The researchers applied four key tenets of agential realism to environmental education: (1) fracturing binary thinking through recognizing interconnectedness, (2) providing theoretical grounding for interdisciplinary praxis, (3) working with agency as an inherent potential in all entities, and (4) questioning existing understandings of the world.
Their diffractive analysis revealed several insights. First, they found that despite efforts to create interdisciplinary, non-linear learning materials in the Blackboard platform, the technology's inherent linearity created limitations. Second, when they attempted to enhance students' sensory experience by switching from Blackboard Collaborate to Zoom (allowing for more visual connection), students unexpectedly preferred the more limited platform with cameras off. This helped the researchers realize that agency isn't something teachers can "give" to students but exists already as potential within all participants and elements.
A particularly successful component was an assignment called an "Eco-Biography" where students explored their personal connections to nature and synthesized these with their emerging teaching philosophies. This assignment demonstrated how even in an online environment, students could engage meaningfully with environmental concepts on a personal level.

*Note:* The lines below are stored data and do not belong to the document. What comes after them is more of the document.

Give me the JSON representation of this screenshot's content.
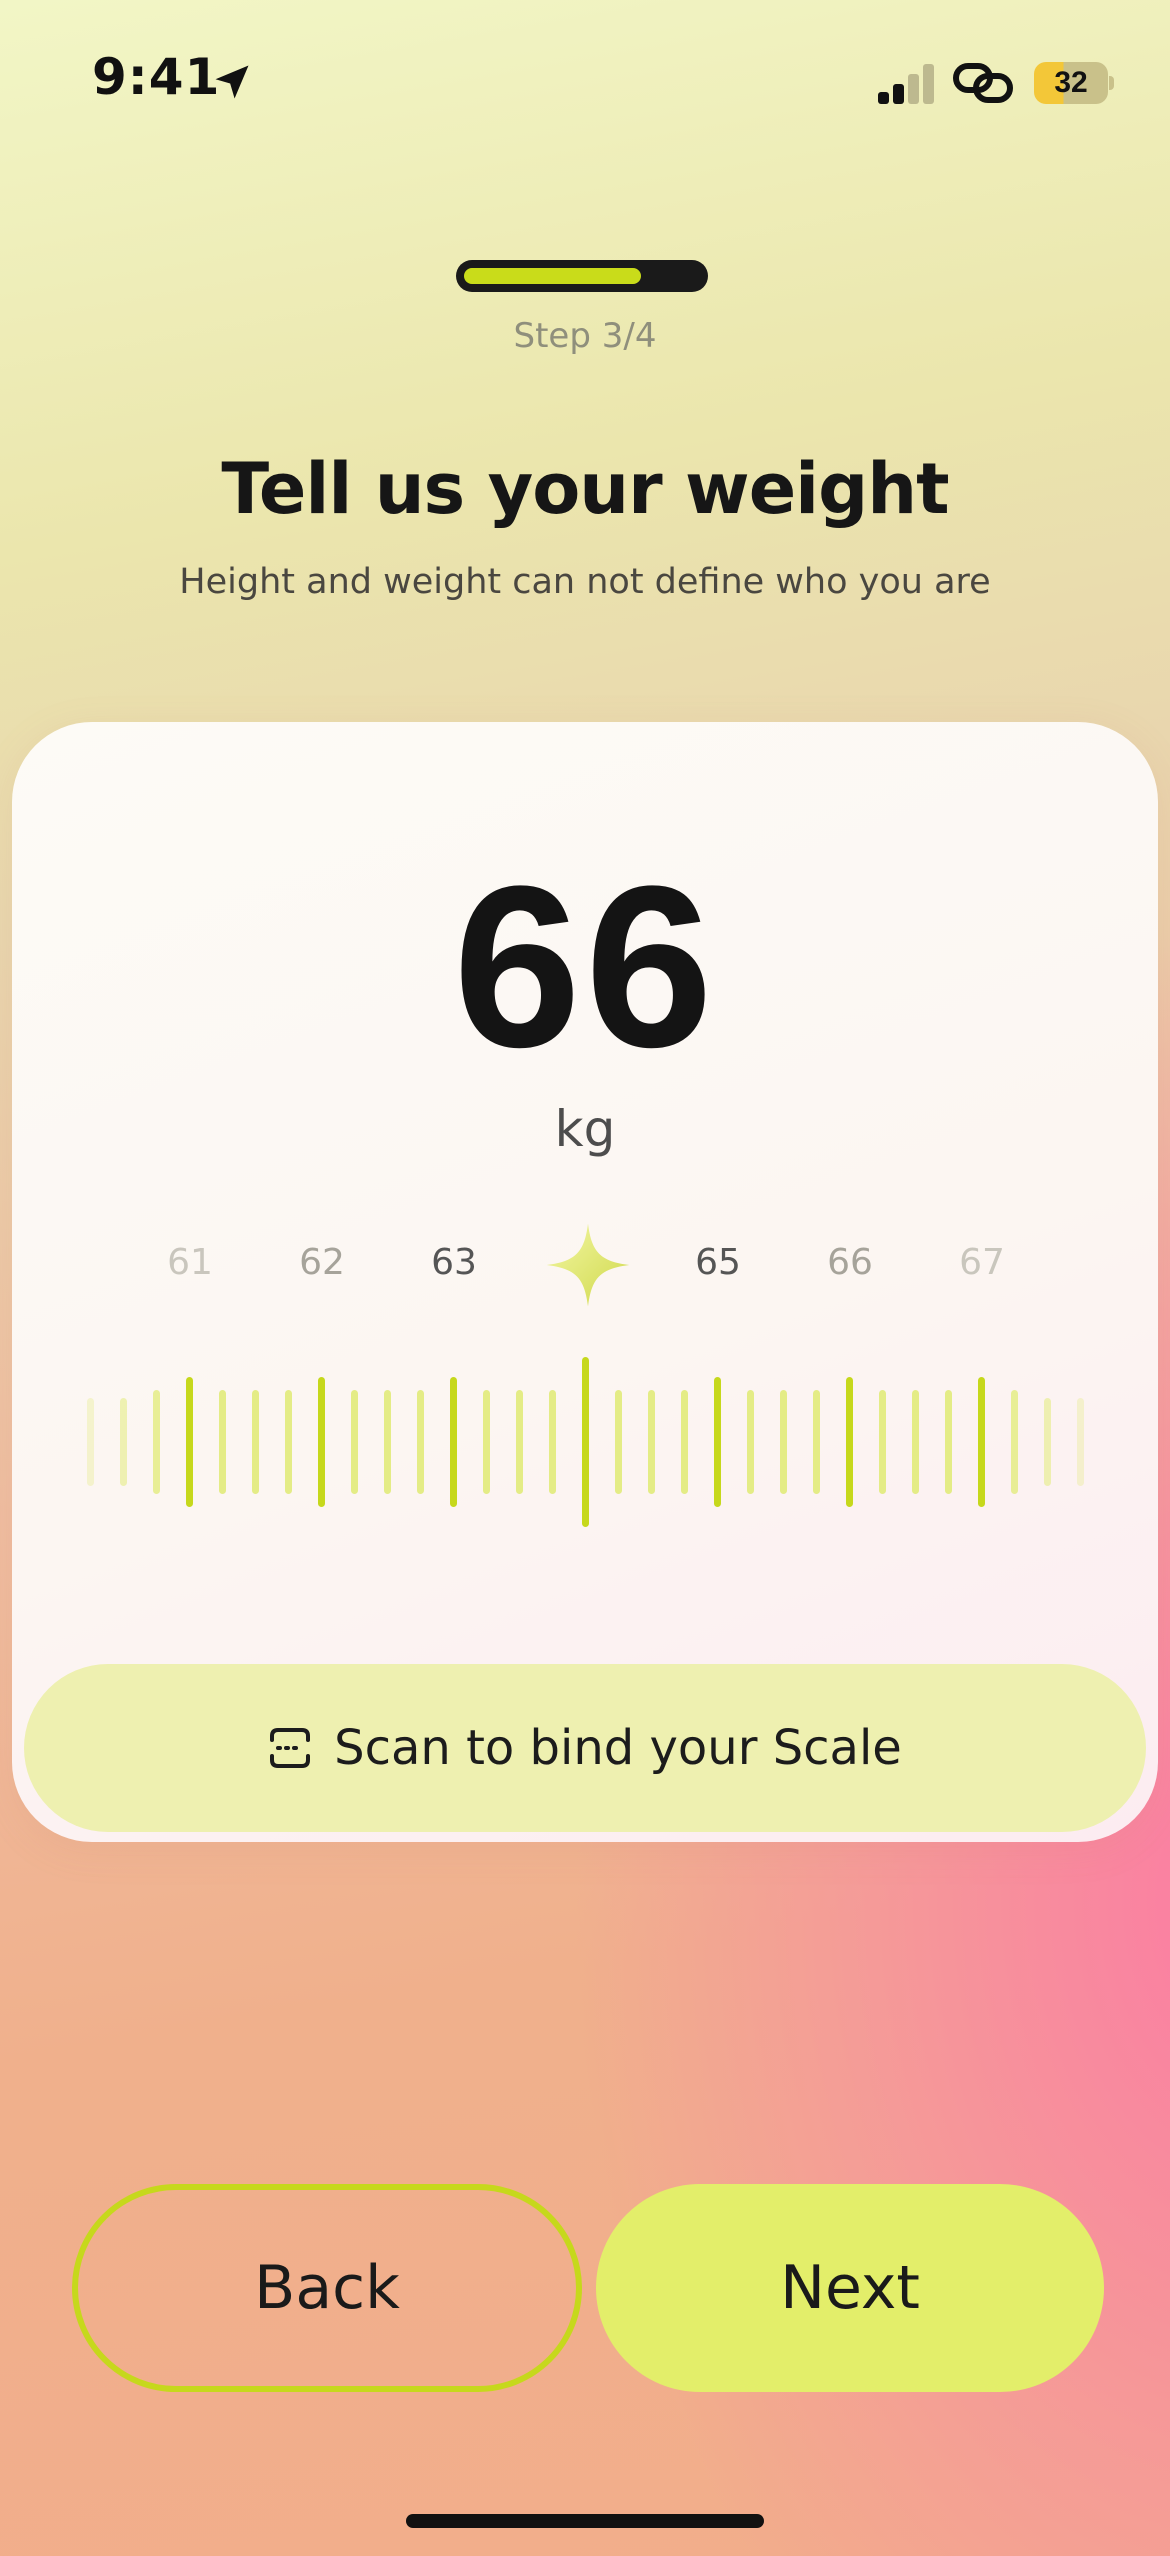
{
  "status_bar": {
    "time": "9:41",
    "battery_level": "32",
    "icons": [
      "location-arrow-icon",
      "cellular-signal-icon",
      "link-icon",
      "battery-icon"
    ]
  },
  "progress": {
    "step_label": "Step 3/4",
    "fraction": 0.75,
    "fill_color": "#c9dc1a"
  },
  "header": {
    "title": "Tell us your weight",
    "subtitle": "Height and weight can not define who you are"
  },
  "weight": {
    "value": "66",
    "unit": "kg",
    "ruler_labels": [
      "61",
      "62",
      "63",
      "65",
      "66",
      "67"
    ],
    "selected_marker": "sparkle-icon"
  },
  "scan": {
    "label": "Scan to bind your Scale",
    "icon": "scan-icon"
  },
  "actions": {
    "back_label": "Back",
    "next_label": "Next"
  },
  "colors": {
    "accent": "#c9dc1a",
    "accent_light": "#e3ee6a",
    "scan_bg": "#eef0b0",
    "text": "#1a1a1a"
  }
}
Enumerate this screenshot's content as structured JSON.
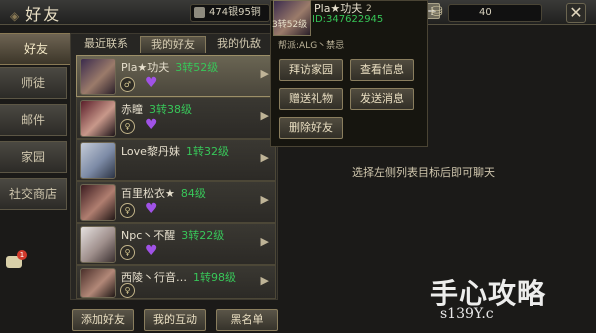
{
  "header": {
    "title": "好友",
    "currency_silver": "474银95铜",
    "currency_gold": "40"
  },
  "nav": {
    "items": [
      {
        "label": "好友"
      },
      {
        "label": "师徒"
      },
      {
        "label": "邮件"
      },
      {
        "label": "家园"
      },
      {
        "label": "社交商店"
      }
    ]
  },
  "tabs": [
    {
      "label": "最近联系"
    },
    {
      "label": "我的好友"
    },
    {
      "label": "我的仇敌"
    }
  ],
  "friends": [
    {
      "name": "Pla★功夫",
      "level": "3转52级",
      "gender": "♂"
    },
    {
      "name": "赤瞳",
      "level": "3转38级",
      "gender": "♀"
    },
    {
      "name": "Love黎丹妹",
      "level": "1转32级",
      "gender": ""
    },
    {
      "name": "百里松衣★",
      "level": "84级",
      "gender": "♀"
    },
    {
      "name": "Npc丶不醒",
      "level": "3转22级",
      "gender": "♀"
    },
    {
      "name": "西陵丶行音…",
      "level": "1转98级",
      "gender": "♀"
    }
  ],
  "bottom": {
    "add_friend": "添加好友",
    "my_interaction": "我的互动",
    "blacklist": "黑名单"
  },
  "popup": {
    "level": "3转52级",
    "name": "Pla★功夫",
    "gender_num": "2",
    "id": "ID:347622945",
    "guild": "帮派:ALG丶禁忌",
    "actions": {
      "visit_home": "拜访家园",
      "view_info": "查看信息",
      "send_gift": "赠送礼物",
      "send_message": "发送消息",
      "delete_friend": "删除好友"
    }
  },
  "hint": "选择左侧列表目标后即可聊天",
  "chat_badge": "1",
  "watermark": {
    "brand": "手心攻略",
    "site": "s139Y.c"
  },
  "colors": {
    "level_green": "#38c659",
    "heart_purple": "#a052e6",
    "gold_border": "#8a7e5e"
  }
}
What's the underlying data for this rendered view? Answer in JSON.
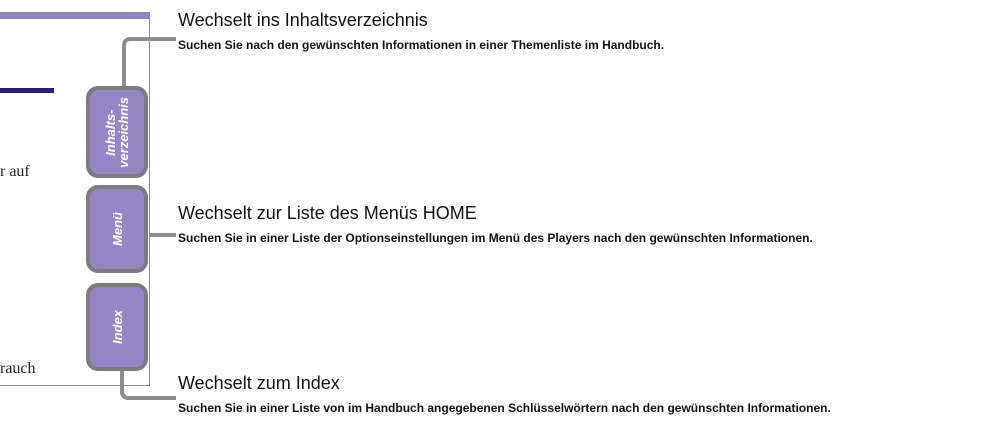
{
  "page_preview": {
    "fragment_1": "r auf",
    "fragment_2": "rauch"
  },
  "tabs": [
    {
      "id": "toc",
      "label": "Inhalts-\nverzeichnis"
    },
    {
      "id": "menu",
      "label": "Menü"
    },
    {
      "id": "index",
      "label": "Index"
    }
  ],
  "callouts": {
    "toc": {
      "title": "Wechselt ins Inhaltsverzeichnis",
      "description": "Suchen Sie nach den gewünschten Informationen in einer Themenliste im Handbuch."
    },
    "menu": {
      "title": "Wechselt zur Liste des Menüs HOME",
      "description": "Suchen Sie in einer Liste der Optionseinstellungen im Menü des Players nach den gewünschten Informationen."
    },
    "index": {
      "title": "Wechselt zum Index",
      "description": "Suchen Sie in einer Liste von im Handbuch angegebenen Schlüsselwörtern nach den gewünschten Informationen."
    }
  },
  "colors": {
    "tab_fill": "#9786c6",
    "tab_border": "#7c7c7c",
    "header_bar": "#8d86c2",
    "heading_rule": "#2a1f6e"
  }
}
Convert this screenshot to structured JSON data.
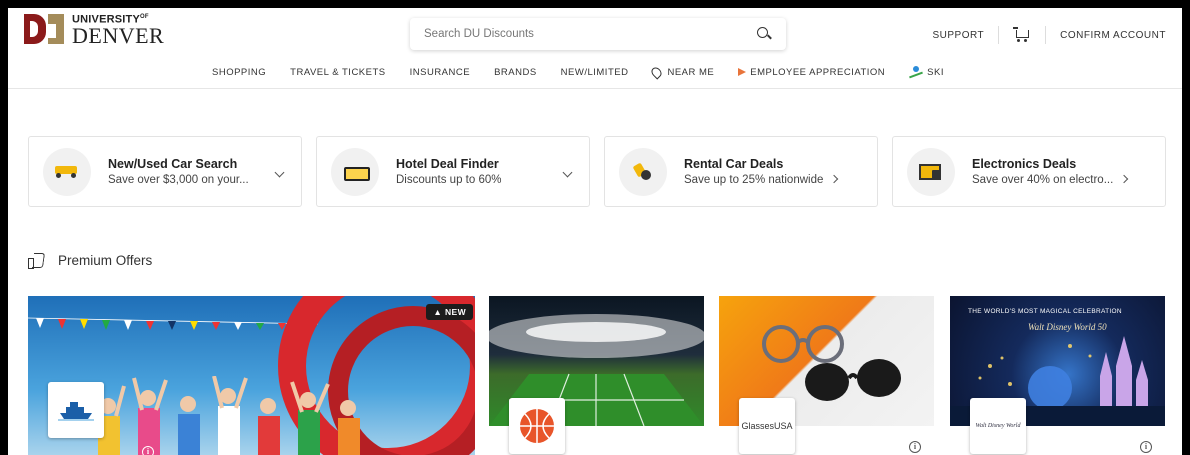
{
  "header": {
    "logo_line1": "UNIVERSITY",
    "logo_line1_sup": "OF",
    "logo_line2": "DENVER",
    "search_placeholder": "Search DU Discounts",
    "support": "SUPPORT",
    "confirm_account": "CONFIRM ACCOUNT"
  },
  "nav": {
    "items": [
      "SHOPPING",
      "TRAVEL & TICKETS",
      "INSURANCE",
      "BRANDS",
      "NEW/LIMITED",
      "NEAR ME",
      "EMPLOYEE APPRECIATION",
      "SKI"
    ]
  },
  "quick_cards": [
    {
      "title": "New/Used Car Search",
      "subtitle": "Save over $3,000 on your...",
      "icon": "jeep-icon"
    },
    {
      "title": "Hotel Deal Finder",
      "subtitle": "Discounts up to 60%",
      "icon": "bed-icon"
    },
    {
      "title": "Rental Car Deals",
      "subtitle": "Save up to 25% nationwide",
      "icon": "car-keys-icon"
    },
    {
      "title": "Electronics Deals",
      "subtitle": "Save over 40% on electro...",
      "icon": "electronics-icon"
    }
  ],
  "premium": {
    "heading": "Premium Offers"
  },
  "offers": {
    "new_badge": "NEW",
    "glasses_logo": "GlassesUSA",
    "disney_caption": "THE WORLD'S MOST MAGICAL CELEBRATION",
    "disney_logo": "Walt Disney World 50",
    "disney_small_logo": "Walt Disney World"
  },
  "colors": {
    "brand_red": "#8b1a1a",
    "brand_gold": "#a48c5a",
    "accent_orange": "#e8743b"
  }
}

The study concluded that teaching through an agential realist lens helps educators question fixed educational structures and binary oppositions while highlighting the inherent interconnectedness of all phenomena in the learning environment. The researchers suggest that environmental education should serve as an interdisciplinary foundation across the curriculum rather than being confined to a specific subject area.
The Bottom Line
This 2025 collaborative autoethnography explores how two university educators designed and implemented an online environmental education course for pre-service teachers through the philosophical lens of Karen Barad's agential realism. The researchers documented their planning, teaching, and evaluation journey as they applied posthuman concepts to the digital classroom environment, exploring the "entanglements" created among educators, students, learning platforms, and course materials. Through a diffractive analysis of three teaching apparatuses—the e-learning platform, the online classroom, and a course assignment—they examined how concepts of intra-action, agency, and response-ability manifested in their teaching practice.